GulfMark Offshore completed its financial restructuring plan and emerged from bankruptcy protection under Chapter 11 of the U.S. Bankruptcy Code.

The company’s court-approved plan of reorganization converts approximately $429.6 million of outstanding bonds into equity and raises approximately $125 million of new equity capital.

“GulfMark is now positioned as one of the best-capitalized companies in the global offshore industry,” said Quintin Kneen, president and CEO. “With significantly improved financial strength, we are poised to build upon the world-class service we provide to our customers while capitalizing on value enhancing opportunities for our shareholders.”

Gulmark’s subsidiary, GulfMark Rederi entered into an agreement with DNB Bank, New York Branch, as agent, DNB Capital as revolving lender and as swingline lender, and certain funds managed by Hayfin Capital Management as term lenders, providing for two credit facilities: a senior secured revolving credit facility and a senior secured term loan facility.

The revolving credit facility provides for loans of up to $25 million including a $12 million swingline loan subfacility and a $5 million letter of credit subfacility. The term loan facility provides a $100 million term loan, which has been funded in full.

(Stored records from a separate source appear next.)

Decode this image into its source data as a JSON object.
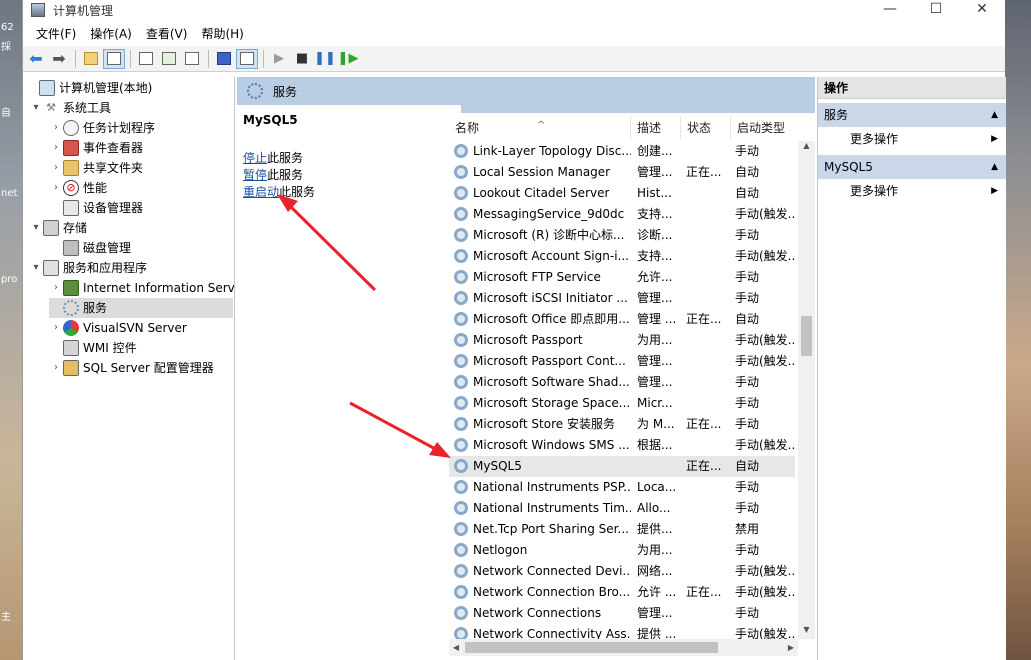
{
  "window": {
    "title": "计算机管理",
    "min": "—",
    "max": "☐",
    "close": "✕"
  },
  "desktop": {
    "left_labels": [
      "62",
      "採",
      "自",
      "net",
      "pro",
      "主"
    ]
  },
  "menu": [
    "文件(F)",
    "操作(A)",
    "查看(V)",
    "帮助(H)"
  ],
  "toolbar": [
    "back",
    "forward",
    "up-folder",
    "show-tree",
    "properties",
    "refresh",
    "export",
    "help",
    "show-action-pane",
    "start",
    "stop",
    "pause",
    "resume"
  ],
  "tree": [
    {
      "label": "计算机管理(本地)",
      "icon": "computer-icon",
      "level": 0,
      "arrow": ""
    },
    {
      "label": "系统工具",
      "icon": "tools-icon",
      "level": 1,
      "arrow": "▾"
    },
    {
      "label": "任务计划程序",
      "icon": "clock-icon",
      "level": 2,
      "arrow": "›"
    },
    {
      "label": "事件查看器",
      "icon": "event-viewer-icon",
      "level": 2,
      "arrow": "›"
    },
    {
      "label": "共享文件夹",
      "icon": "shared-folder-icon",
      "level": 2,
      "arrow": "›"
    },
    {
      "label": "性能",
      "icon": "performance-icon",
      "level": 2,
      "arrow": "›"
    },
    {
      "label": "设备管理器",
      "icon": "device-manager-icon",
      "level": 2,
      "arrow": ""
    },
    {
      "label": "存储",
      "icon": "storage-icon",
      "level": 1,
      "arrow": "▾"
    },
    {
      "label": "磁盘管理",
      "icon": "disk-icon",
      "level": 2,
      "arrow": ""
    },
    {
      "label": "服务和应用程序",
      "icon": "services-apps-icon",
      "level": 1,
      "arrow": "▾"
    },
    {
      "label": "Internet Information Serv",
      "icon": "iis-icon",
      "level": 2,
      "arrow": "›"
    },
    {
      "label": "服务",
      "icon": "services-icon",
      "level": 2,
      "arrow": "",
      "selected": true
    },
    {
      "label": "VisualSVN Server",
      "icon": "visualsvn-icon",
      "level": 2,
      "arrow": "›"
    },
    {
      "label": "WMI 控件",
      "icon": "wmi-icon",
      "level": 2,
      "arrow": ""
    },
    {
      "label": "SQL Server 配置管理器",
      "icon": "sql-config-icon",
      "level": 2,
      "arrow": "›"
    }
  ],
  "middle": {
    "header": "服务",
    "selected_service": "MySQL5",
    "links": [
      {
        "link": "停止",
        "rest": "此服务"
      },
      {
        "link": "暂停",
        "rest": "此服务"
      },
      {
        "link": "重启动",
        "rest": "此服务"
      }
    ]
  },
  "columns": [
    "名称",
    "描述",
    "状态",
    "启动类型"
  ],
  "services": [
    {
      "name": "Link-Layer Topology Disc...",
      "desc": "创建...",
      "status": "",
      "type": "手动"
    },
    {
      "name": "Local Session Manager",
      "desc": "管理...",
      "status": "正在...",
      "type": "自动"
    },
    {
      "name": "Lookout Citadel Server",
      "desc": "Hist...",
      "status": "",
      "type": "自动"
    },
    {
      "name": "MessagingService_9d0dc",
      "desc": "支持...",
      "status": "",
      "type": "手动(触发..."
    },
    {
      "name": "Microsoft (R) 诊断中心标...",
      "desc": "诊断...",
      "status": "",
      "type": "手动"
    },
    {
      "name": "Microsoft Account Sign-i...",
      "desc": "支持...",
      "status": "",
      "type": "手动(触发..."
    },
    {
      "name": "Microsoft FTP Service",
      "desc": "允许...",
      "status": "",
      "type": "手动"
    },
    {
      "name": "Microsoft iSCSI Initiator ...",
      "desc": "管理...",
      "status": "",
      "type": "手动"
    },
    {
      "name": "Microsoft Office 即点即用...",
      "desc": "管理 ...",
      "status": "正在...",
      "type": "自动"
    },
    {
      "name": "Microsoft Passport",
      "desc": "为用...",
      "status": "",
      "type": "手动(触发..."
    },
    {
      "name": "Microsoft Passport Cont...",
      "desc": "管理...",
      "status": "",
      "type": "手动(触发..."
    },
    {
      "name": "Microsoft Software Shad...",
      "desc": "管理...",
      "status": "",
      "type": "手动"
    },
    {
      "name": "Microsoft Storage Space...",
      "desc": "Micr...",
      "status": "",
      "type": "手动"
    },
    {
      "name": "Microsoft Store 安装服务",
      "desc": "为 M...",
      "status": "正在...",
      "type": "手动"
    },
    {
      "name": "Microsoft Windows SMS ...",
      "desc": "根据...",
      "status": "",
      "type": "手动(触发..."
    },
    {
      "name": "MySQL5",
      "desc": "",
      "status": "正在...",
      "type": "自动",
      "highlight": true
    },
    {
      "name": "National Instruments PSP...",
      "desc": "Loca...",
      "status": "",
      "type": "手动"
    },
    {
      "name": "National Instruments Tim...",
      "desc": "Allo...",
      "status": "",
      "type": "手动"
    },
    {
      "name": "Net.Tcp Port Sharing Ser...",
      "desc": "提供...",
      "status": "",
      "type": "禁用"
    },
    {
      "name": "Netlogon",
      "desc": "为用...",
      "status": "",
      "type": "手动"
    },
    {
      "name": "Network Connected Devi...",
      "desc": "网络...",
      "status": "",
      "type": "手动(触发..."
    },
    {
      "name": "Network Connection Bro...",
      "desc": "允许 ...",
      "status": "正在...",
      "type": "手动(触发..."
    },
    {
      "name": "Network Connections",
      "desc": "管理...",
      "status": "",
      "type": "手动"
    },
    {
      "name": "Network Connectivity Ass...",
      "desc": "提供 ...",
      "status": "",
      "type": "手动(触发..."
    }
  ],
  "actions": {
    "title": "操作",
    "sections": [
      {
        "label": "服务",
        "more": "更多操作"
      },
      {
        "label": "MySQL5",
        "more": "更多操作"
      }
    ]
  },
  "colors": {
    "header_blue": "#b9cde3",
    "link_blue": "#1a4f9c",
    "arrow_red": "#e8232a"
  }
}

The revolving credit facility is available in U.S. dollars, Norwegian krone, British pounds sterling and euros. The final maturity date for the facilities is November 14, 2022. GulfMark’s previously outstanding credit facilities have been repaid and terminated.

GulfMark Offshore provides marine transportation services to the energy industry through a fleet of offshore support vessels serving every major offshore energy industry market in the world.